Teva and Ranbaxy sign crucial agreement: The Israel-based generic drug company will manufacture a generic version of Lipitor for Indian Ranbaxy and will enjoy a share in the Ranbaxy's profits makes the sales of the drug in the US, as first reported by Calcalist.

 

The sales of original Lipitor, the world's best selling cholesterol lowering drug, amounted to $7.8 billion in the past 12 months.
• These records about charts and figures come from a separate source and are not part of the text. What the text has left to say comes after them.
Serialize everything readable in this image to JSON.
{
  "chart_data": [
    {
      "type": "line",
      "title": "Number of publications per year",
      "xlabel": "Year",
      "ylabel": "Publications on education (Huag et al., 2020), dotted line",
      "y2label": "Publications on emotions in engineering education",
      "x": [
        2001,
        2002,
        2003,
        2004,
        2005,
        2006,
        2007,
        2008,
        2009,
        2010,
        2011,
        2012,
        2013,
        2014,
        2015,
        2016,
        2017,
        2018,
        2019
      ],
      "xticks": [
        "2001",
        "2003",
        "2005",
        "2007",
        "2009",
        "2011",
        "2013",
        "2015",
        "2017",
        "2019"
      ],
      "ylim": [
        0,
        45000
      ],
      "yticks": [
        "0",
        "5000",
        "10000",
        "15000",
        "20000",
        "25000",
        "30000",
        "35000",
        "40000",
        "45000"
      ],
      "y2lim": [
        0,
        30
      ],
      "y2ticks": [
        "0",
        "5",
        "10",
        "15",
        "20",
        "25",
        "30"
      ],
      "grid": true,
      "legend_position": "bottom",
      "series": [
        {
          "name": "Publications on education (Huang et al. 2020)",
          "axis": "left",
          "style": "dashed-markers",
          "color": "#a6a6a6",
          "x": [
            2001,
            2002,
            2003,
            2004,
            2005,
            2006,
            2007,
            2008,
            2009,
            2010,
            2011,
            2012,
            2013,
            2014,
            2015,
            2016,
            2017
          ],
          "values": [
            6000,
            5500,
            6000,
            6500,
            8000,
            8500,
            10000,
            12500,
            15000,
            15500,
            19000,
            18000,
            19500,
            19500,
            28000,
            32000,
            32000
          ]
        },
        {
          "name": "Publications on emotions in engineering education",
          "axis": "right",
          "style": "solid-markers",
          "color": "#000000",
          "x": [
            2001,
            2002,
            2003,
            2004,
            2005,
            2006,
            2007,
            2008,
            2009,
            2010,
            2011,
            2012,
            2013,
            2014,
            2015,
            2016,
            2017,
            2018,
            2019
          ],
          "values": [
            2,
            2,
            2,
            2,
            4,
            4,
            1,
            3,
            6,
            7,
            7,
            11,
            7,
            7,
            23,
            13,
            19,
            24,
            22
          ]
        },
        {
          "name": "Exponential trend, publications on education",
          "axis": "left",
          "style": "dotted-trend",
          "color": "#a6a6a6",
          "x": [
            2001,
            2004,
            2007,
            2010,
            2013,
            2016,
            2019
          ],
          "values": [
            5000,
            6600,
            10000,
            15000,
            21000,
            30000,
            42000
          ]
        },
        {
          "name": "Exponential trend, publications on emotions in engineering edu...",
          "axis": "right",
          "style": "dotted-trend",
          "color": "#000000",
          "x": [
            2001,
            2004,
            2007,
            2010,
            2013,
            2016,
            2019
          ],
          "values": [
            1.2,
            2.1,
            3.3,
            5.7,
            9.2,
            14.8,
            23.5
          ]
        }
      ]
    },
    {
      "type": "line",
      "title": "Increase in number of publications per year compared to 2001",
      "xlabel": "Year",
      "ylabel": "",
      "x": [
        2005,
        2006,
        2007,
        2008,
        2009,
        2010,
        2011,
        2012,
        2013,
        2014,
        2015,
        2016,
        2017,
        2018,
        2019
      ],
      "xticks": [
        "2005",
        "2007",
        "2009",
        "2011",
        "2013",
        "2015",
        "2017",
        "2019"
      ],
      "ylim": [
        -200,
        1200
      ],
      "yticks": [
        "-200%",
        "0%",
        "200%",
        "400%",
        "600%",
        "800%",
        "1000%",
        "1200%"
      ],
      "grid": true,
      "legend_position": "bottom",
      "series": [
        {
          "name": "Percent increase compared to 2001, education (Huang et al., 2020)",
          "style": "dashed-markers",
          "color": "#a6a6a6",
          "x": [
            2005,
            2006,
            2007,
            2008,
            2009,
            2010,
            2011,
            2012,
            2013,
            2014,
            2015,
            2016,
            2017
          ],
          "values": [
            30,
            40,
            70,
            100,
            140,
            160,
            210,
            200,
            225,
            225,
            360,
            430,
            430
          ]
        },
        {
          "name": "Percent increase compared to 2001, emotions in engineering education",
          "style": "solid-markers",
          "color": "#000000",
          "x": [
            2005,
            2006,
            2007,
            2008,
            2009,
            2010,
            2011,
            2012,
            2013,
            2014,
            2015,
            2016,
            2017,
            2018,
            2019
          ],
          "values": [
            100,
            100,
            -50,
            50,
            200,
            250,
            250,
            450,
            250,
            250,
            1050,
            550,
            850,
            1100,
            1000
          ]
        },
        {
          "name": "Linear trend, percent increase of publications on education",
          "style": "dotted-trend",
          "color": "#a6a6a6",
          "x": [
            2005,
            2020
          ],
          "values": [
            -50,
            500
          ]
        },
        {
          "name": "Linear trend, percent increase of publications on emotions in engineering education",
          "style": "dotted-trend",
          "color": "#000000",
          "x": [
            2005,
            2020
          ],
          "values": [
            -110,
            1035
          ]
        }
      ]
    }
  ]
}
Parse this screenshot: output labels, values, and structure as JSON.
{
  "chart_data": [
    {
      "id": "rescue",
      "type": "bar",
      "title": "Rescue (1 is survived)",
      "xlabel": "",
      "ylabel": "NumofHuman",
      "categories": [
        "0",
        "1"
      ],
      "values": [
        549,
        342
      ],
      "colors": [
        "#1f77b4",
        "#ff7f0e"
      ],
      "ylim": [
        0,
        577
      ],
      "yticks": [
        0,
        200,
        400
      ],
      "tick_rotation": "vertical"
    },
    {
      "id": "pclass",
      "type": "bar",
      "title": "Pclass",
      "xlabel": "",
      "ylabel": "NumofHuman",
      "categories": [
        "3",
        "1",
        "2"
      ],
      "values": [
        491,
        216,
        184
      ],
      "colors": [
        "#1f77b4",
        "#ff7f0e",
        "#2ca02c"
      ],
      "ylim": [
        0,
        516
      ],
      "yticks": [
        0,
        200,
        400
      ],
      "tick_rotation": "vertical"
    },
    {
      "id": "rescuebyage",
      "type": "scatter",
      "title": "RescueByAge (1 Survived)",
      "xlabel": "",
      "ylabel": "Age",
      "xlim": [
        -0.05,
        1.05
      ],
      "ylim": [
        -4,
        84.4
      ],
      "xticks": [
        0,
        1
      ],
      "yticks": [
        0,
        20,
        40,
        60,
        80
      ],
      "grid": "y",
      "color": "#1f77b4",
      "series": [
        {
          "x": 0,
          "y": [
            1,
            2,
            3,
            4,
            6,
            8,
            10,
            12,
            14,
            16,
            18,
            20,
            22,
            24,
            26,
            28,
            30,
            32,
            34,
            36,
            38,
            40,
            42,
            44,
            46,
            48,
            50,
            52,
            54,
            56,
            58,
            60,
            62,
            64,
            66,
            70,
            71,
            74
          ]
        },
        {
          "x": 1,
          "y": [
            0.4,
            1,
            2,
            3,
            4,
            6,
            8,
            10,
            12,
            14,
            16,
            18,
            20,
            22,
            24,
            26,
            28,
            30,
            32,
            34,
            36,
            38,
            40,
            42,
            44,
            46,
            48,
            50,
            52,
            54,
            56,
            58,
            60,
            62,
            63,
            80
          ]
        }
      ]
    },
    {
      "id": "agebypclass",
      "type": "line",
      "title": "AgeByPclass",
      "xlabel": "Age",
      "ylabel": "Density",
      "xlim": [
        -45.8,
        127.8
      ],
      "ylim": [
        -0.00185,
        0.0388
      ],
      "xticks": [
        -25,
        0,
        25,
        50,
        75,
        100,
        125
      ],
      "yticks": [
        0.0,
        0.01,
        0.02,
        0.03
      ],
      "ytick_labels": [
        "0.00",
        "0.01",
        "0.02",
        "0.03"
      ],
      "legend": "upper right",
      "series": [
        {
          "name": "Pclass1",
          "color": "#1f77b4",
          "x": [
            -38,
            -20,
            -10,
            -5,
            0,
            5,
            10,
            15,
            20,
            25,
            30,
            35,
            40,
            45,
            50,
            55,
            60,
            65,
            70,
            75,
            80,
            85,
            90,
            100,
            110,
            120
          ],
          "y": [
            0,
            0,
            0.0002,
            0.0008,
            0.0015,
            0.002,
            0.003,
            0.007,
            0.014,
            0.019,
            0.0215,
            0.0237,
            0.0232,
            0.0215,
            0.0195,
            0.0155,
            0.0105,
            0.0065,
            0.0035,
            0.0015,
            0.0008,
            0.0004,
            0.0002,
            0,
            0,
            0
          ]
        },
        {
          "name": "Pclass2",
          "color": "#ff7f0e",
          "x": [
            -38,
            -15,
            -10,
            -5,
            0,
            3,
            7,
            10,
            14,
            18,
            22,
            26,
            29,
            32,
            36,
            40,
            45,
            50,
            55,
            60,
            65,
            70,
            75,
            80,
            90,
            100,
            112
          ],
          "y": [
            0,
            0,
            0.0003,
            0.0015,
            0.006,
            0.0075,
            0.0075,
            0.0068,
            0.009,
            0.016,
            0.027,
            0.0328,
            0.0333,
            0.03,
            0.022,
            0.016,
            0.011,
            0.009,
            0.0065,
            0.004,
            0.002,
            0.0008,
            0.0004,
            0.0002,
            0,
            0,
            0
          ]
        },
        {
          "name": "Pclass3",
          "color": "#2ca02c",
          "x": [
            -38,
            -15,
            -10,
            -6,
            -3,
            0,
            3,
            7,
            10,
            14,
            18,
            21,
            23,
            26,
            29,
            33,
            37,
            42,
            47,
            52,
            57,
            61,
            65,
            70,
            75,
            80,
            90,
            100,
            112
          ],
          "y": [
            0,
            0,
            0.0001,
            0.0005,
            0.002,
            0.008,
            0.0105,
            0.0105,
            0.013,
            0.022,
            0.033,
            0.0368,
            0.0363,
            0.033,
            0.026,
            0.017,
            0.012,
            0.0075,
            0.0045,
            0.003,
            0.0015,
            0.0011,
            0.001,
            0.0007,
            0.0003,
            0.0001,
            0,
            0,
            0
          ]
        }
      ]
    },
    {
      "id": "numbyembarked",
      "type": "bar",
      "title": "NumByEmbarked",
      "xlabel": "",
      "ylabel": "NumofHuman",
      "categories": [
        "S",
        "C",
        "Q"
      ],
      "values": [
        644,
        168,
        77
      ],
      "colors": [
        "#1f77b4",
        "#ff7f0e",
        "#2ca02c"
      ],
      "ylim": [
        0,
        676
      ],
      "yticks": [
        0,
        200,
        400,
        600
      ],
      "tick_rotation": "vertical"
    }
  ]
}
Teva will produce the drug exclusively for Ranbaxy during the 180-day first-to-file exclusivity period Ranbaxy gained in the United States, thus catapulting Teva towards its 2011 sales forecast of $18.4 billion.

 

Early November, Pfizer announced a 70% markdown on Lipitor in order to better position the company to deal with the forthcoming competition from the generic drug. Yesterday Pfizer's term of patent officially expired.

 

Naturally, Ranbaxy would rather market the drug by itself and rake in the high profits; however, production problems in its India plant prevent it from doing so.

 

Furthermore, thanks to the strong distribution channels and economy of scale that Teva brings to the table, being the largest generic drug company in the US, Ranbaxy will be able to maximize its profits from the sales of the drug.

 

Teva reported in forecasts released right after it publicized its third quarter results that the launch of generic Lipitor will pour $200-$300 million into its cash box within the first month amounting to $1.5 billion within six months, from which it will pay Ranbaxy royalties.

 

Such revenues may yield Teva a nice profit of up to $300 million during the exclusivity period lasting until May 2012.